Konami Indie Game

Konami is Letting Indie Devs Use its IPs for a Game Competition (But Only Classic Ones)

Konami is hosting an Action & Shooting game development contest, and it’s letting small indie developers use some of its popular classic IPs such as the Ganbare Goemon series, GradiusStar Soldier, and more. Over 80 titles are available for indie devs to use during the contest—jointly hosted by the Shueisha Game Creator’s Camp—with the winning team getting a total of 2 million yen (about $17,990) and an offer from Konami to publish the game.

Furthermore, Konami will also provide up to 30 million yen (about $260,000) of funding, as well as provide production advice, promotional materials, development tools, and even localization support to continue developing the winning title.

Recent reports have indicated that Konami is shifting focus to reviving some of its most popular series, after initially moving more towards the company’s gambling and pachinko businesses in Japan.
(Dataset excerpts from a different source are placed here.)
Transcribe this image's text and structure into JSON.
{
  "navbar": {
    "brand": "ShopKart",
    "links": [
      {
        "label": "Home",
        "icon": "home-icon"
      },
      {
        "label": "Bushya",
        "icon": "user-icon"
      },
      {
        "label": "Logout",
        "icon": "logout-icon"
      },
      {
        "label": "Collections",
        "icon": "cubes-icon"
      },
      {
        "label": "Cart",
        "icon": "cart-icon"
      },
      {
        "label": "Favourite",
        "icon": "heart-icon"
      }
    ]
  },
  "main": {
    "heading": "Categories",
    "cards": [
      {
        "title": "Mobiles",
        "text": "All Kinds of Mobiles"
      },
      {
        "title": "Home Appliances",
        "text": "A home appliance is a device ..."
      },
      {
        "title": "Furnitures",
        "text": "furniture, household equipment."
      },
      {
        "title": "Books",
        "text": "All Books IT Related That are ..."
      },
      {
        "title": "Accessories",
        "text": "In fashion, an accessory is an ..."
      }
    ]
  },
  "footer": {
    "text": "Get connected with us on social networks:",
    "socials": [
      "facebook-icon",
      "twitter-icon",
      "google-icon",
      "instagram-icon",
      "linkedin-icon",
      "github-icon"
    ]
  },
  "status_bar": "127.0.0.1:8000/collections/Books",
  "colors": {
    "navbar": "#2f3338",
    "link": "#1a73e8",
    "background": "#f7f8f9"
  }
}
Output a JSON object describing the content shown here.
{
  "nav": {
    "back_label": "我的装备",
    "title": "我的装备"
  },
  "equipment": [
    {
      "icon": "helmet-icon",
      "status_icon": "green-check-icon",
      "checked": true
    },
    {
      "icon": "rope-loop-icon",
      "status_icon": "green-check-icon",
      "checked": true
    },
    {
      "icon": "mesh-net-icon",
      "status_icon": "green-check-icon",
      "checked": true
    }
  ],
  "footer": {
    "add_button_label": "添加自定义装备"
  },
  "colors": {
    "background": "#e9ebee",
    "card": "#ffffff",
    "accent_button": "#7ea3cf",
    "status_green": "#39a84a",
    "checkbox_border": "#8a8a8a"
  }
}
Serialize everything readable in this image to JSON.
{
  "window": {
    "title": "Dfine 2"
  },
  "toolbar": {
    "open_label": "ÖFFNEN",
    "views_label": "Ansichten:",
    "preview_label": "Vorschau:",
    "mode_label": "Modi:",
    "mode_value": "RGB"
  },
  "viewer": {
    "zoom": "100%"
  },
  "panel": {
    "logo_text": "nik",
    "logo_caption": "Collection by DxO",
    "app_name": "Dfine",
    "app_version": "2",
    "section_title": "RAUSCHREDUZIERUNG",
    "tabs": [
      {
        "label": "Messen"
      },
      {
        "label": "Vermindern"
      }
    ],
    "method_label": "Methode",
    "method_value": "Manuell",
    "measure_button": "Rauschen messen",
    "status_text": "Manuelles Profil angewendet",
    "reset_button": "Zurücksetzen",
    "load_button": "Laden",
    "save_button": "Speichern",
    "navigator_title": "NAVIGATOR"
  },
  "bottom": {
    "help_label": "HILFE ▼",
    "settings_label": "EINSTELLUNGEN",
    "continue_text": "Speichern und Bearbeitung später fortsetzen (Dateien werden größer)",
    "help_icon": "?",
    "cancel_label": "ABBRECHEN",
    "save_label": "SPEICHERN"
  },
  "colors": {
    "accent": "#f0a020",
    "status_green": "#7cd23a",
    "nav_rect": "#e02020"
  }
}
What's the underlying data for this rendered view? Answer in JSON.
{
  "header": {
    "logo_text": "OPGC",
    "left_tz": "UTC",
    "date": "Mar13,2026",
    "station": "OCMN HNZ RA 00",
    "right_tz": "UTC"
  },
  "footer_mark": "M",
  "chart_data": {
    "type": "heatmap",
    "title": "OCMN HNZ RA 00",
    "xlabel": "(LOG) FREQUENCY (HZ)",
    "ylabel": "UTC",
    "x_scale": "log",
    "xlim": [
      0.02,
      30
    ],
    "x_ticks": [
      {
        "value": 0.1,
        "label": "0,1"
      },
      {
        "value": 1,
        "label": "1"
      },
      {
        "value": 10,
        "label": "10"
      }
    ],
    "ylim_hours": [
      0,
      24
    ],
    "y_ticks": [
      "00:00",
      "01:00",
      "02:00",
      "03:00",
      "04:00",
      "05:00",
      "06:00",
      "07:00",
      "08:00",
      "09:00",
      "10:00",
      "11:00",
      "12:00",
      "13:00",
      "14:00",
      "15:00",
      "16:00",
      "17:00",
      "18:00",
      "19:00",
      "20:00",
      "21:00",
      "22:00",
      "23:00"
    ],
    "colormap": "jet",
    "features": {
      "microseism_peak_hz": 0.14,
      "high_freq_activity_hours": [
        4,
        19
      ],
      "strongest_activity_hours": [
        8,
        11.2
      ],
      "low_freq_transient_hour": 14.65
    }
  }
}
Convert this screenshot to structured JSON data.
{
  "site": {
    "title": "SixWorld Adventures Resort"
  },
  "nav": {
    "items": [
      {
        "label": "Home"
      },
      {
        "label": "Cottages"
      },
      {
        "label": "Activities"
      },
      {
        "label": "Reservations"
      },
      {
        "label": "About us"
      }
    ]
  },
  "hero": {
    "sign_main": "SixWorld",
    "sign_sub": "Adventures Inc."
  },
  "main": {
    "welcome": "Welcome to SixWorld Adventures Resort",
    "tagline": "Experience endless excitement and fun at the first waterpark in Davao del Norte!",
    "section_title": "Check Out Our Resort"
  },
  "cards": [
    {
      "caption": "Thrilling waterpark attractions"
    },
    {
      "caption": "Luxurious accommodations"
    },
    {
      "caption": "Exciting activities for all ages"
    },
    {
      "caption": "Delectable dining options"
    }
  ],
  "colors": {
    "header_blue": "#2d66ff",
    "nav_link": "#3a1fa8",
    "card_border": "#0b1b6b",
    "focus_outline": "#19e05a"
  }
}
These include franchises such as CastlevaniaSilent Hill, and Metal Gear Solid. Castlevania, in particular, recently saw the release of a collection of classic games from the Game Boy Advance era.

Unfortunately, these arguably more popular franchises aren’t included in the contest, so we won’t be getting any 8-bit Solid Snakes or side-scrolling Silent Hill games any time soon. However, it does indicate a marked focus towards reviving the publisher’s more niches franchises as well. The rules surrounding the content of the games are also surprisingly lax; as long as it’s a shooting or action title, developers are free to create their own remakes, sequels, or even simply use the game’s characters, mechanics, and change up the genre entirely.

You can check out the official Konami indie game development contest promotional video (in Japanese) below:

The indie developer contest will run until January 6, 2022, at which point judges from Shueisha and Konami will decide on a winner. One applied, however, developers cannot share any information about the game or game’s development, especially if they win the grand prize. Prospective applicants should also be wary as there’s obviously no guarantee of compensation, and Konami is relying entirely on entrants following through with development once they are awarded the grand prize.